Four months after portions of the Pentagon Papers were published, the White House “plumbers” unit - named for role of plugging information leaks for President Richard Nixon’s administration - burglarized Ellsberg’s psychiatrist’s office in an attempt to steal his files to publicly embarrass and discredit him. The Washington Post discovered a year later that Nixon advisor John Ehrlichman had ordered the burglary. Ehrlichman would later serve 18 months in prison for obstruction of justice. 

In May, 1973, a federal judge dropped all the charges against Ellsberg. 

“I didn’t break any law,” he said. “If I lived in almost any other country, I probably would have been put away for life or worse because most other countries have secrecy laws.” 

Ellsberg said Congress tried to adopt a military secrecy law in October as part of the International Appropriations Act. President Bill Clinton vetoed the secrecy portion of the act before it was approved. 

Ellsberg said it is likely military secrecy laws will be enacted under the Bush Administration. He said if that happens he would gladly risk going back to prison. “I have a few secrets left I would gladly divulge to test the law,” he said. “I’ll give ’em another crack at me. Let’s go to the Supreme Court.” 

Ellsberg said truth telling is critical in today’s environment of toxins and advanced war technology. He said he felt a special kinship with Jeffrey Wigand, a scientist who worked for the tobacco company Williams and Brown. Wigand divulged thousands of pages of documents detailing the tobacco company’s knowledge of the carcinogenic nature of its product. 

Wigand’s story was dramatized in the 1999 movie “The Insider.” 

Ellsberg, who clearly becomes passionate when he discusses politics, minced few words when speaking about presidential candidate and consumer advocate Ralph Nader. Ellsberg blames Nader for Vice President Al Gore’s loss in the presidential elections in November. 

He admits he is no fan of Gore’s but believes the country and the planet would be better served by him than President George Bush. 

“I’m the first to say that both the Republicans and Democrats are wrong but to say there’s no difference between the two parties is either a brazen lie or a statement so divorced from reality it’s psychotic.” 
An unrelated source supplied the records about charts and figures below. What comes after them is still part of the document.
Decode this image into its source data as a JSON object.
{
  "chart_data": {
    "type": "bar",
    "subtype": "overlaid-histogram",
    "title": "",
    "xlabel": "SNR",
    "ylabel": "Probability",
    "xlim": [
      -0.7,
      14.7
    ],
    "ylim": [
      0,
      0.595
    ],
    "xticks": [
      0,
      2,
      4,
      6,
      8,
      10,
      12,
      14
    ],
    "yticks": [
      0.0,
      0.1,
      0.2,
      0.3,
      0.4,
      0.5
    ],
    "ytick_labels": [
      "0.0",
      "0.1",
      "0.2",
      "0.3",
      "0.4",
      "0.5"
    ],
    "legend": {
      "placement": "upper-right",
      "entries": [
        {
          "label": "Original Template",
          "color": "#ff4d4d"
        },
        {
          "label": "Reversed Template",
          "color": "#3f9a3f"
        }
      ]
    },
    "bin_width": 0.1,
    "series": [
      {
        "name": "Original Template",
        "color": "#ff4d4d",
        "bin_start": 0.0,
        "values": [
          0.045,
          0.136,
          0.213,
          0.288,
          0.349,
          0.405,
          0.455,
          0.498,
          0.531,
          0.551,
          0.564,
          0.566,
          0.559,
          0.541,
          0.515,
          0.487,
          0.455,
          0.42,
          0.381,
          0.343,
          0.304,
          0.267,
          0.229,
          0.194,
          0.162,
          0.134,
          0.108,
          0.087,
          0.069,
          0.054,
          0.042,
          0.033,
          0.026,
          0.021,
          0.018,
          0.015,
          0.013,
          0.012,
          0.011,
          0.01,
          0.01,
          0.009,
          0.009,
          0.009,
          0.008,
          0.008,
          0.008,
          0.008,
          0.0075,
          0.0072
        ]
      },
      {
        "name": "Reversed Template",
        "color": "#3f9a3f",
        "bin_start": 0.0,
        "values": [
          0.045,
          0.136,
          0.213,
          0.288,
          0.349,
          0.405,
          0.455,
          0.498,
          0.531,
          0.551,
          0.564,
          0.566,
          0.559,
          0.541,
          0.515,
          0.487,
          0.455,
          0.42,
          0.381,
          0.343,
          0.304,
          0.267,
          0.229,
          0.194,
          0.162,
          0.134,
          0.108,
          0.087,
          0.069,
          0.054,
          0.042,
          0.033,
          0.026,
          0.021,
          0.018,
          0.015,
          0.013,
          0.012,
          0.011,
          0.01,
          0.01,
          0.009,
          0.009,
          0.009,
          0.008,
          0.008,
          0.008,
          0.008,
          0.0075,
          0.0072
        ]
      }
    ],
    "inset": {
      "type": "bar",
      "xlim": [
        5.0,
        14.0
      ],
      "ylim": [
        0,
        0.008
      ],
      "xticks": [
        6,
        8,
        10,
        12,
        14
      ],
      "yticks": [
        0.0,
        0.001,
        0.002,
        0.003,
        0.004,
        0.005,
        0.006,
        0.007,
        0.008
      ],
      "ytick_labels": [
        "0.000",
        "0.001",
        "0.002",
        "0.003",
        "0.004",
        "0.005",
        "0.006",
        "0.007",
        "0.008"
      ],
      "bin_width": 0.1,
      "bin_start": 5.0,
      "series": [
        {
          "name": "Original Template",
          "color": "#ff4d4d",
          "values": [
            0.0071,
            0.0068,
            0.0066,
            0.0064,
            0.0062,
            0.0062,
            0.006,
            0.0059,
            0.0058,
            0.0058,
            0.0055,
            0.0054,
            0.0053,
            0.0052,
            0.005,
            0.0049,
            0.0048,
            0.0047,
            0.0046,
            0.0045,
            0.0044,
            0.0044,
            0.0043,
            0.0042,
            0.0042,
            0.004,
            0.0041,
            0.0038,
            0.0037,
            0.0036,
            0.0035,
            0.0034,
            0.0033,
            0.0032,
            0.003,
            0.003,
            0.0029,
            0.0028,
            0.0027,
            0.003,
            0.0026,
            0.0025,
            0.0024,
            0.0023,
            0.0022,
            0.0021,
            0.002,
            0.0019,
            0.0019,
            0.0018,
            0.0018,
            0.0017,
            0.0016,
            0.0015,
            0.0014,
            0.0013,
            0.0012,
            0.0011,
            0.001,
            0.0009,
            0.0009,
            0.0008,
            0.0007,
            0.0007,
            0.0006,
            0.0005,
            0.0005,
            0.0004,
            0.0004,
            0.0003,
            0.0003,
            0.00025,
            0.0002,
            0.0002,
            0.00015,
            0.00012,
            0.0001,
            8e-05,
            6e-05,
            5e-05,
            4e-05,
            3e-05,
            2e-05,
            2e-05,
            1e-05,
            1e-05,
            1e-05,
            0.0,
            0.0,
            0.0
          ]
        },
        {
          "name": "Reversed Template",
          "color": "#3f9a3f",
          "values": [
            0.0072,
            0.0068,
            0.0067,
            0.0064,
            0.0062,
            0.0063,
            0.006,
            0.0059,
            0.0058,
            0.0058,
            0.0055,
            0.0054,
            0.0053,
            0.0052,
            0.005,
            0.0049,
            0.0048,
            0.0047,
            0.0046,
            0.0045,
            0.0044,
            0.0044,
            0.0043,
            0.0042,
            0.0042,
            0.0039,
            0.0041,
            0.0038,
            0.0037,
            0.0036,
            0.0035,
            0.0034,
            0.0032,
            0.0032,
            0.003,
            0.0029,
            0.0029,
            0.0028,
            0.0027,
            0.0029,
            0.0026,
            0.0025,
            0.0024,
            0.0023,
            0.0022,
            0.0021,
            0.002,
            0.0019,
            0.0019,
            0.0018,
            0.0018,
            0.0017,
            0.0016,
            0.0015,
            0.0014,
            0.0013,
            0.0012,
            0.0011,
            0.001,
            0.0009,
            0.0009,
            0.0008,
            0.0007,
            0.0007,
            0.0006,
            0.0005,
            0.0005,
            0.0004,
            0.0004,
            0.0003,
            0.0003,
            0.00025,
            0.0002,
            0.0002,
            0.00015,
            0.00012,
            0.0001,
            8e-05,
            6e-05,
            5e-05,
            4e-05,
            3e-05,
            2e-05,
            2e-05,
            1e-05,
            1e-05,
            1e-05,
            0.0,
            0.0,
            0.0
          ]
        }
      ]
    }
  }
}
Nader campaigned on a platform that claimed both Bush and Gore were puppets for the same corporate entities and were nearly identical in political philosophy. Nader won approximately 100,000 voted in Florida, the state that decided the election. 

Ellsberg lives half the year in Berkeley and half in Washington, D.C. He is completing his memoirs and continues to be politically active.